On April 4 my good friend, JoAnne Carner (glasses), will turn 60 years old. When JoAnne joined The LPGA tour—they were playing with hickory shafts—she was known as the Great Gundy (her maiden name is Gunderson) because she had won five U.S. Amateurs, thanks to a deadly mashie and niblick.
Every now and then in Florida, JoAnne and I play in a money match, and I hope she doesn't retire anytime soon. My bank account would really suffer. In a couple of years she'll be collecting Social Security, and we can really up the ante.
I think so highly of my pigeon that I named a horse after her: T.G. Gundy. That was the least I could do since JoAnne buys the hay. In Nashville one year she swaggered out of the locker room and announced that she was going to shoot her address: 30-30. To this day she still hasn't done it, but at least now JoAnne can brag that she's as old as her address: 30 + 30.
Seriously, though, JoAnne is a true pro, protecting the integrity of the game she holds sacred. My fondest memory of her is from the playoff between us at the'93 HealthSouth Classic. I had mixed emotions because she was, at 53, trying to break her own record of 46 years, five months and nine days as the LPGA's oldest winner. On the tee she turned to me and said, "Whoever wins, let it be with a birdie." When I rolled in the 15-footer for birdie on the first hole, her joy was obvious as she blurted, "You rat."

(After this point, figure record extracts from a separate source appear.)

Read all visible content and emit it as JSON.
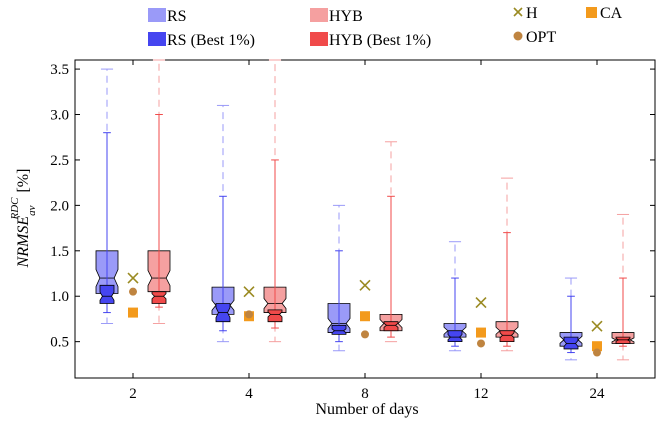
{
  "chart_data": {
    "type": "box",
    "categories": [
      "2",
      "4",
      "8",
      "12",
      "24"
    ],
    "xlabel": "Number of days",
    "ylabel_main": "NRMSE",
    "ylabel_sup": "RDC",
    "ylabel_sub": "av",
    "ylabel_unit": "[%]",
    "ylim": [
      0.1,
      3.6
    ],
    "yticks": [
      0.5,
      1.0,
      1.5,
      2.0,
      2.5,
      3.0,
      3.5
    ],
    "ytick_labels": [
      "0.5",
      "1.0",
      "1.5",
      "2.0",
      "2.5",
      "3.0",
      "3.5"
    ],
    "grid": false,
    "legend_placement": "top",
    "colors": {
      "rs": "#9a9af8",
      "rs_best": "#4545f0",
      "hyb": "#f5a0a0",
      "hyb_best": "#f04a4a",
      "h": "#9a8a22",
      "ca": "#f39a1c",
      "opt": "#bf8440",
      "outline": "#000000"
    },
    "legend": {
      "rs": "RS",
      "rs_best": "RS (Best 1%)",
      "hyb": "HYB",
      "hyb_best": "HYB (Best 1%)",
      "h": "H",
      "ca": "CA",
      "opt": "OPT"
    },
    "series": [
      {
        "key": "rs",
        "name": "RS",
        "boxes": [
          {
            "whislo": 0.7,
            "q1": 1.03,
            "med": 1.2,
            "q3": 1.5,
            "whishi": 3.5
          },
          {
            "whislo": 0.5,
            "q1": 0.8,
            "med": 0.9,
            "q3": 1.1,
            "whishi": 3.1
          },
          {
            "whislo": 0.4,
            "q1": 0.6,
            "med": 0.7,
            "q3": 0.92,
            "whishi": 2.0
          },
          {
            "whislo": 0.4,
            "q1": 0.55,
            "med": 0.62,
            "q3": 0.7,
            "whishi": 1.6
          },
          {
            "whislo": 0.3,
            "q1": 0.45,
            "med": 0.52,
            "q3": 0.6,
            "whishi": 1.2
          }
        ]
      },
      {
        "key": "rs_best",
        "name": "RS (Best 1%)",
        "boxes": [
          {
            "whislo": 0.82,
            "q1": 0.92,
            "med": 1.0,
            "q3": 1.12,
            "whishi": 2.8
          },
          {
            "whislo": 0.62,
            "q1": 0.72,
            "med": 0.82,
            "q3": 0.92,
            "whishi": 2.1
          },
          {
            "whislo": 0.5,
            "q1": 0.58,
            "med": 0.62,
            "q3": 0.68,
            "whishi": 1.5
          },
          {
            "whislo": 0.45,
            "q1": 0.5,
            "med": 0.55,
            "q3": 0.62,
            "whishi": 1.2
          },
          {
            "whislo": 0.38,
            "q1": 0.42,
            "med": 0.48,
            "q3": 0.55,
            "whishi": 1.0
          }
        ]
      },
      {
        "key": "hyb",
        "name": "HYB",
        "boxes": [
          {
            "whislo": 0.7,
            "q1": 1.05,
            "med": 1.2,
            "q3": 1.5,
            "whishi": 3.6
          },
          {
            "whislo": 0.5,
            "q1": 0.82,
            "med": 0.92,
            "q3": 1.1,
            "whishi": 3.6
          },
          {
            "whislo": 0.5,
            "q1": 0.62,
            "med": 0.7,
            "q3": 0.8,
            "whishi": 2.7
          },
          {
            "whislo": 0.4,
            "q1": 0.55,
            "med": 0.62,
            "q3": 0.72,
            "whishi": 2.3
          },
          {
            "whislo": 0.3,
            "q1": 0.48,
            "med": 0.52,
            "q3": 0.6,
            "whishi": 1.9
          }
        ]
      },
      {
        "key": "hyb_best",
        "name": "HYB (Best 1%)",
        "boxes": [
          {
            "whislo": 0.88,
            "q1": 0.92,
            "med": 1.0,
            "q3": 1.05,
            "whishi": 3.0
          },
          {
            "whislo": 0.65,
            "q1": 0.72,
            "med": 0.8,
            "q3": 0.85,
            "whishi": 2.5
          },
          {
            "whislo": 0.55,
            "q1": 0.62,
            "med": 0.68,
            "q3": 0.72,
            "whishi": 2.1
          },
          {
            "whislo": 0.45,
            "q1": 0.5,
            "med": 0.57,
            "q3": 0.62,
            "whishi": 1.7
          },
          {
            "whislo": 0.45,
            "q1": 0.48,
            "med": 0.52,
            "q3": 0.55,
            "whishi": 1.2
          }
        ]
      }
    ],
    "points": [
      {
        "key": "h",
        "name": "H",
        "values": [
          1.2,
          1.05,
          1.12,
          0.93,
          0.67
        ]
      },
      {
        "key": "ca",
        "name": "CA",
        "values": [
          0.82,
          0.78,
          0.78,
          0.6,
          0.45
        ]
      },
      {
        "key": "opt",
        "name": "OPT",
        "values": [
          1.05,
          0.8,
          0.58,
          0.48,
          0.38
        ]
      }
    ]
  }
}
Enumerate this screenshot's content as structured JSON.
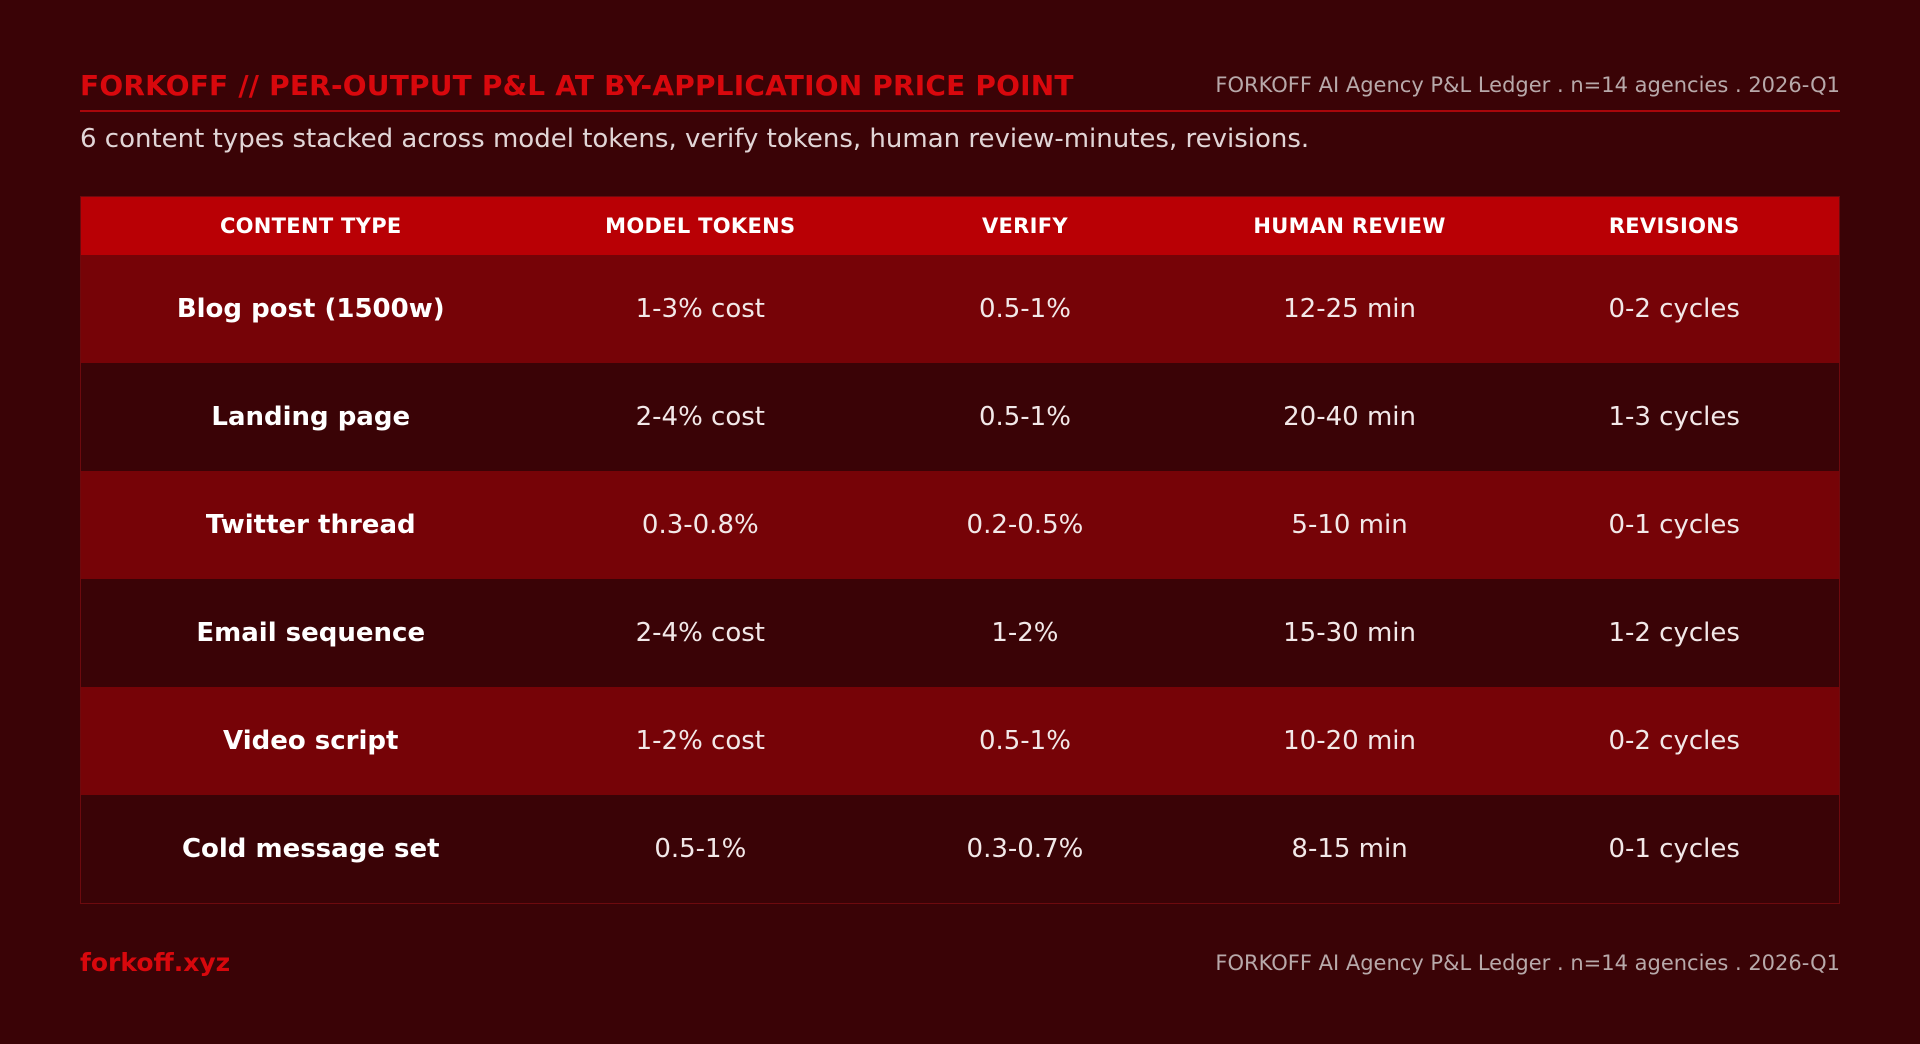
{
  "header": {
    "title": "FORKOFF // PER-OUTPUT P&L AT BY-APPLICATION PRICE POINT",
    "meta": "FORKOFF AI Agency P&L Ledger . n=14 agencies . 2026-Q1"
  },
  "subtitle": "6 content types stacked across model tokens, verify tokens, human review-minutes, revisions.",
  "table": {
    "columns": [
      "CONTENT TYPE",
      "MODEL TOKENS",
      "VERIFY",
      "HUMAN REVIEW",
      "REVISIONS"
    ],
    "rows": [
      [
        "Blog post (1500w)",
        "1-3% cost",
        "0.5-1%",
        "12-25 min",
        "0-2 cycles"
      ],
      [
        "Landing page",
        "2-4% cost",
        "0.5-1%",
        "20-40 min",
        "1-3 cycles"
      ],
      [
        "Twitter thread",
        "0.3-0.8%",
        "0.2-0.5%",
        "5-10 min",
        "0-1 cycles"
      ],
      [
        "Email sequence",
        "2-4% cost",
        "1-2%",
        "15-30 min",
        "1-2 cycles"
      ],
      [
        "Video script",
        "1-2% cost",
        "0.5-1%",
        "10-20 min",
        "0-2 cycles"
      ],
      [
        "Cold message set",
        "0.5-1%",
        "0.3-0.7%",
        "8-15 min",
        "0-1 cycles"
      ]
    ]
  },
  "footer": {
    "brand": "forkoff.xyz",
    "meta": "FORKOFF AI Agency P&L Ledger . n=14 agencies . 2026-Q1"
  },
  "colors": {
    "background": "#3a0306",
    "accent": "#d8080d",
    "header_row": "#b90005",
    "row_odd": "#760307",
    "row_even": "#3a0306"
  }
}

When I think of JoAnne, I see her stalking a putt, like a lion, from every angle. She has amassed 42 wins, including two U.S. Opens, plus three player of the year awards and five Vare trophies, but winning has never been her only priority. I often saw her in a bunker or on the chipping green giving a rookie or a veteran a lesson on her specialty—the short game. She has definitely given back to the game she loves, and I'm proud to call her my best friend.